Rant on manuscript style fetish
In academic publishing it is time to stop fetishizing manuscript styles. This is something that has bothered me for quite some time, but came back to the fore this past week. I had submitted an article to a peer-reviewed journal, and it was rejected. OK, it's a bummer, you go over the manuscript and think of another journal (see my thoughts on that process from a 2006 article in PS: Political Science and Politics). The first part of the problem is that the journal had very specific and very picky rules about how the manuscript should be formatted, with the warning that manuscripts not following the rules would be sent back immediately. I had to spend time adhering to those rules, which now proves to be time flushed down the toilet. Obviously I hoped that an acceptance would make me feel like that time had been worthwhile, but an hour or so of careful editing was a total waste.

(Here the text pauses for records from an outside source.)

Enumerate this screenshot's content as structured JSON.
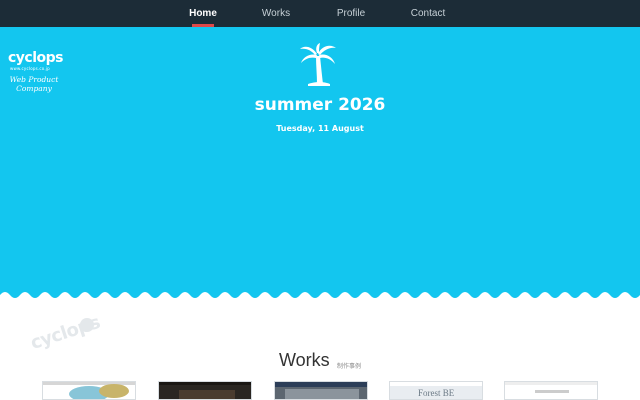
{
  "nav": {
    "items": [
      {
        "label": "Home",
        "active": true
      },
      {
        "label": "Works",
        "active": false
      },
      {
        "label": "Profile",
        "active": false
      },
      {
        "label": "Contact",
        "active": false
      }
    ]
  },
  "brand": {
    "name": "cyclops",
    "url": "www.cyclops.co.jp",
    "tagline": "Web Product Company"
  },
  "hero": {
    "icon": "palm-tree-icon",
    "season": "summer 2026",
    "date": "Tuesday, 11 August"
  },
  "watermark": {
    "text": "cyclops"
  },
  "works": {
    "title": "Works",
    "subtitle": "制作事例",
    "thumbnails": [
      {
        "name": "work-thumbnail-1"
      },
      {
        "name": "work-thumbnail-2"
      },
      {
        "name": "work-thumbnail-3"
      },
      {
        "name": "work-thumbnail-4",
        "text": "Forest BE"
      },
      {
        "name": "work-thumbnail-5"
      }
    ]
  },
  "colors": {
    "nav_bg": "#1c2c37",
    "hero_bg": "#13c6ef",
    "active_indicator": "#e04848"
  }
}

The second part of the problem is that the second journal I am considering also has very specific and very picky rules, with dire warnings about not following them, but they bear no resemblance to the first. Therefore if I want to submit, then I have to spend more time messing with the article manuscript to make it fit.
But why?
I can't think of any valid reason. The content of the article is what matters, is what people pay attention to, and is what gets cited. Who cares whether you followed a particular style guide? It seems old fashioned and unnecessarily rigid. Clarity is critical, but it can achieved in any number of ways. If you make an argument, I want to know what you base it on, but I don't care if that is a parenthetical, a footnote, or an endnote. I just don't care.

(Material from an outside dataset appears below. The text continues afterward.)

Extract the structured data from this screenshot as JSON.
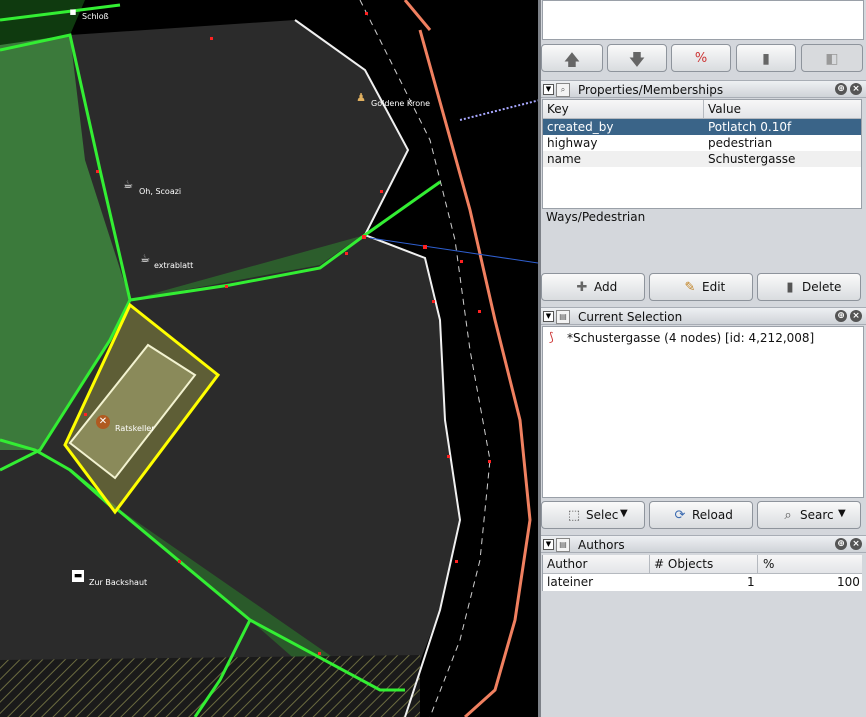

In the academic journal for which I am editor, The Latin Americanist, I make a point of allowing authors to use the style with which they're most comfortable. In my opinion, the published articles really look largely the same. Whether the bibliography uses the full name or just last name and first initial doesn't matter. Or at least it shouldn't.
2 comments:
I am fine with journals making authors adhere to their manuscript styles. However, this should be enforced once the article has been accepted for publication.
Meeting their style requirements (except for maybe font size, margins, and page limits) before they even take a look at the paper does seem a bit excessive.
What Mike said. About the only exception I can see is the footnotes vs. inline citation issue (where revising the manuscript after an acceptance to change it over might cause some substantive changes), but at least in political science there seem to be very few journals still using footnote cites. But particularly in this era of BibTeX (only, what, 20 years old?) and EndNote who cares about 90% of this stuff for initial review?